É mais um dia, sai na rua
Com que roupa?
Com qual batom?
Com qual decote?
E a saia? Aparecia o tornozelo?
Assim não pode
tá pedindo
tá deixando
tá querendo
tá, sim, merecendo
Se tivesse em casa
se tivesse na igreja
se tivesse trabalhando
se tivesse calada
se tivesse casada
Se não tivesse: vida
Salva estaria.
Que ódio é esse, mina! E eu? Não sou assim!
Nem todos são assim
Nem todos riem da piada
Nem todos contam a piada
Nem todos te ofendem
Nem todos te cantam na rua
Nem todos te passam a mão, a rola, o corpo, a língua
Nem todos te querem violentada
Nem todos te querem morta
Nem todos te querem exposta
Nem todos se compadecem
Nem todos te respeitam
Nem todos te olham
Nem todos se interessam
Nem todos são odiáveis
E eu digo: nem todos são odiáveis, mas nenhum sente o que é cotidiano.
Cotidiano?

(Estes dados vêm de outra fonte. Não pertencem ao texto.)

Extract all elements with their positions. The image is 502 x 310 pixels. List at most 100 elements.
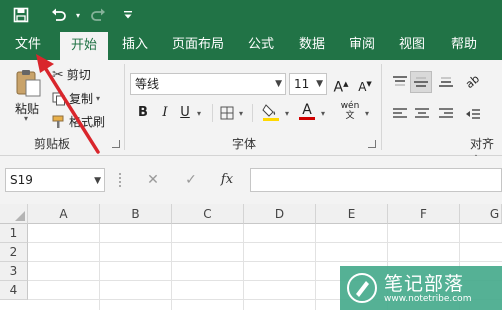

Como assim?
Aquilo que nós, mulheres, vivemos,
à cada saída na rua:
o apelo do cuidado
a sede pelo corpo
o anseio dos pais
o chiado do abuso
a mão que persegue
a rola que roça
os olhos que perseguem
todas vivemos: o medo.
Tu te ofendes por não ser todos?
Pois eu sinto medo: como todas.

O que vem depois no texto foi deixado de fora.